La nature comme substance

Dans une cascade de clins d’œil, l’exposition est titrée : Renée ou la nature des choses, évoquant au féminin le héros de Chateaubriand, le prénom du grand-père de l’artiste et la notion de renaissance qui traverse son œuvre. Dans les salles d’exposition temporaire, dans une scénographie épurée fondée sur le noir et le blanc, le yin et le yang, il s’agit de prendre par la main le visiteur pour l’entraîner dans l’univers graphique des herbiers de Marie Denis. Ce ne sont pas des planches de naturaliste, mais un détournement poétique. N’a-t-elle pas réalisé naguère une série autour de feuilles de figuiers passées, déformées, métamorphosées par un fax thermique ? « Je veux offrir au visiteur une voie inédite par où peut entrer sa propre rêverie. » L’univers naturel qu’elle propose est d’ailleurs plus large que l’on pourrait croire : pour Les Extatiques en 2022, Marie Denis exposait en plein air dans le jardin de La Seine Musicale une chimère en aluminium noir, mi-plante mi-araignée, intitulée Louise en référence à l’un des sujets préférés de Louise Bourgeois. « Mon travail est certes végétal mais l’incarnation de la nature passe aussi par d’autres formes : le végétal peut être embossé, métallique, estampé, écrasé ou en bas-relief. Ce n’est pas un art symbolique. Je ne m’inscris pas dans la lignée de l’Art nouveau ou de l’art floral. »

Discrètement intégrées au parcours permanent de la Maison, mises en lumière dans le parc, ou faisant l’objet d’un work in progress dans le cabinet graphique où Marie Denis réalisera des estampes à partir de végétaux recueillis dans le domaine de la Vallée-aux-Loups, les œuvres « converseront » avec Chateaubriand par l’intermédiaire de citations, de livres et d’objets issus des collections. « Mes lectures de Chateaubriand et mes visites ont donc été indispensables pour que je puisse m’imprégner du lieu et de son histoire.

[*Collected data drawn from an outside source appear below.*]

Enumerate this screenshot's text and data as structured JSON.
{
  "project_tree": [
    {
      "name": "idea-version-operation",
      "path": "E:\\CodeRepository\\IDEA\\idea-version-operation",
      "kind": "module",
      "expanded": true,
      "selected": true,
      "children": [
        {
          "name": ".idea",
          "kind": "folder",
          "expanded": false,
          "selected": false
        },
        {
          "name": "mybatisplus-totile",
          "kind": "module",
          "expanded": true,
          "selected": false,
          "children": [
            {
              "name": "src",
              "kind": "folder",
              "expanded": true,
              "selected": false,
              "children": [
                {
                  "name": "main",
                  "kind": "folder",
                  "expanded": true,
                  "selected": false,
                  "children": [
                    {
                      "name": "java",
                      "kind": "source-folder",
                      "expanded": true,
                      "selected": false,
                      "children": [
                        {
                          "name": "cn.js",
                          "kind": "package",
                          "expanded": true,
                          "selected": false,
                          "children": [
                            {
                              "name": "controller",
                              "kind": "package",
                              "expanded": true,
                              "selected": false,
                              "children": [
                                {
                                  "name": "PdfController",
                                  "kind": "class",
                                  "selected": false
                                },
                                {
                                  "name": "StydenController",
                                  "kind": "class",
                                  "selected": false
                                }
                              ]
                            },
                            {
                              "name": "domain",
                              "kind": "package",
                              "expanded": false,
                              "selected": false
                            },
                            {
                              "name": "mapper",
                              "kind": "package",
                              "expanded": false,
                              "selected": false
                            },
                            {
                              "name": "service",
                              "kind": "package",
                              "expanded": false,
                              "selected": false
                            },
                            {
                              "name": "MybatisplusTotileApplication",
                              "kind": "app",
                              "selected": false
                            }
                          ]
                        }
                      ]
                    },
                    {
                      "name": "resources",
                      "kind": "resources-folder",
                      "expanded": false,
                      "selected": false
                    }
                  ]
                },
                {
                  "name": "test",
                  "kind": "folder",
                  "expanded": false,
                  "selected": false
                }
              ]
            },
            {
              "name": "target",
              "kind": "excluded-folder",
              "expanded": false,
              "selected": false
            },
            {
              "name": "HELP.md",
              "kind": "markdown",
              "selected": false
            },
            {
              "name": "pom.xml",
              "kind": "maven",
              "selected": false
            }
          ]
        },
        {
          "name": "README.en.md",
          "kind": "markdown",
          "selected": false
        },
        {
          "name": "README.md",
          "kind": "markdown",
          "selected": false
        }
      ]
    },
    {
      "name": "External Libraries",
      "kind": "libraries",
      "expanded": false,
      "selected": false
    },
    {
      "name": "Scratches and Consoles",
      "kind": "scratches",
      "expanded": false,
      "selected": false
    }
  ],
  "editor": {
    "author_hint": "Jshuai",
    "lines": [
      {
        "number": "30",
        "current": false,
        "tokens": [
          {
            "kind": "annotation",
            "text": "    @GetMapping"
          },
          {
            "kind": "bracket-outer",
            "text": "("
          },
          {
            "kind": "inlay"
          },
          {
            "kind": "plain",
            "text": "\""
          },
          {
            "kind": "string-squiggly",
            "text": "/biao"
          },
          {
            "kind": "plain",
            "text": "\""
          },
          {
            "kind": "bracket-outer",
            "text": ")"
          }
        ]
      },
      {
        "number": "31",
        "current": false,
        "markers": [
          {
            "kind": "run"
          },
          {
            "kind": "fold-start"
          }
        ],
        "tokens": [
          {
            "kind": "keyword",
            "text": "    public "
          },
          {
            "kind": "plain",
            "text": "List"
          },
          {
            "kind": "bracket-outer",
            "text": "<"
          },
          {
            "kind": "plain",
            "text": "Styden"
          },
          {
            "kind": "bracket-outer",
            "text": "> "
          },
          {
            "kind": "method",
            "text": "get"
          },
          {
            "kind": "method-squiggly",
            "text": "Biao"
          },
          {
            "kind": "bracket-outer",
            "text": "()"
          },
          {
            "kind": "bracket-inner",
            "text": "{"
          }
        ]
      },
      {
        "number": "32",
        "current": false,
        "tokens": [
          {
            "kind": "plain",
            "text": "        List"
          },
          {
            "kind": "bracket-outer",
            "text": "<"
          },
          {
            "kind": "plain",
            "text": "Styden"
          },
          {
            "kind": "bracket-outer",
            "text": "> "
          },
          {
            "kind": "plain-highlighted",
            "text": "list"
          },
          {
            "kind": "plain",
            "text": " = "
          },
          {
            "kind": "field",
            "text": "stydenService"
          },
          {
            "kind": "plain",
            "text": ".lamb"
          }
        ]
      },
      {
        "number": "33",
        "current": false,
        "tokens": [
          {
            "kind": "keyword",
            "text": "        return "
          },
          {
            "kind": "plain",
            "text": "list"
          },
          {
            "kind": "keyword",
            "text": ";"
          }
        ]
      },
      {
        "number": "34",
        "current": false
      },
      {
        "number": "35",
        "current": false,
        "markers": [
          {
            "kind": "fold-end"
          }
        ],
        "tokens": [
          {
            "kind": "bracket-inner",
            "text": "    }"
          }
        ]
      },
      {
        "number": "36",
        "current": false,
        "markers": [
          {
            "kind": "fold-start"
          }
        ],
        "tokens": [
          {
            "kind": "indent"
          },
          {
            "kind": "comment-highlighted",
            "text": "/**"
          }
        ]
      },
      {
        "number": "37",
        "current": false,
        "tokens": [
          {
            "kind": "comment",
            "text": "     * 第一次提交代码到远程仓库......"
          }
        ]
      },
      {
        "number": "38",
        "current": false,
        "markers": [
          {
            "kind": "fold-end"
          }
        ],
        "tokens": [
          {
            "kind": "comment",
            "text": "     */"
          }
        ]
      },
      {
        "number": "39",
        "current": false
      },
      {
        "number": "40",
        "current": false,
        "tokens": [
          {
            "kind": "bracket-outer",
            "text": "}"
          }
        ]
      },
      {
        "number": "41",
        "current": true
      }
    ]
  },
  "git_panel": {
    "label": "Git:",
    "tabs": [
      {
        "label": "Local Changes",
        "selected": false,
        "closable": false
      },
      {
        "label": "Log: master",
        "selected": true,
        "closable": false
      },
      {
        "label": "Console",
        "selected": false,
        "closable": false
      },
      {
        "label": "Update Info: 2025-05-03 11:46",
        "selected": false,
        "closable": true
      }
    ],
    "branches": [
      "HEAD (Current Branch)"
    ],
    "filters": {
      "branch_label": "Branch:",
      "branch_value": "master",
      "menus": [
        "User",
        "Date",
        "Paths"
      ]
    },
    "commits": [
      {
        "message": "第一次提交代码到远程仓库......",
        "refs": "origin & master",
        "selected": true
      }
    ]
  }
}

J’ai appris que Chateaubriand est arrivé avec Céleste, sa femme, de manière simple, et qu’ils avaient des meubles rustiques et des chaises en paille », rappelle celle qui est née à la campagne et résume ainsi joliment l’origine de sa poésie sensorielle : « Je viens d’Ardèche et des Alpes du Sud, d’allers-retours faits de garrigue et d’eau claire au goût de neige ».

Didier Lamare
Renée ou la nature des choses, œuvres de Marie Denis, Maison de Chateaubriand, Châtenay-Malabry, jusqu’en mars 2024.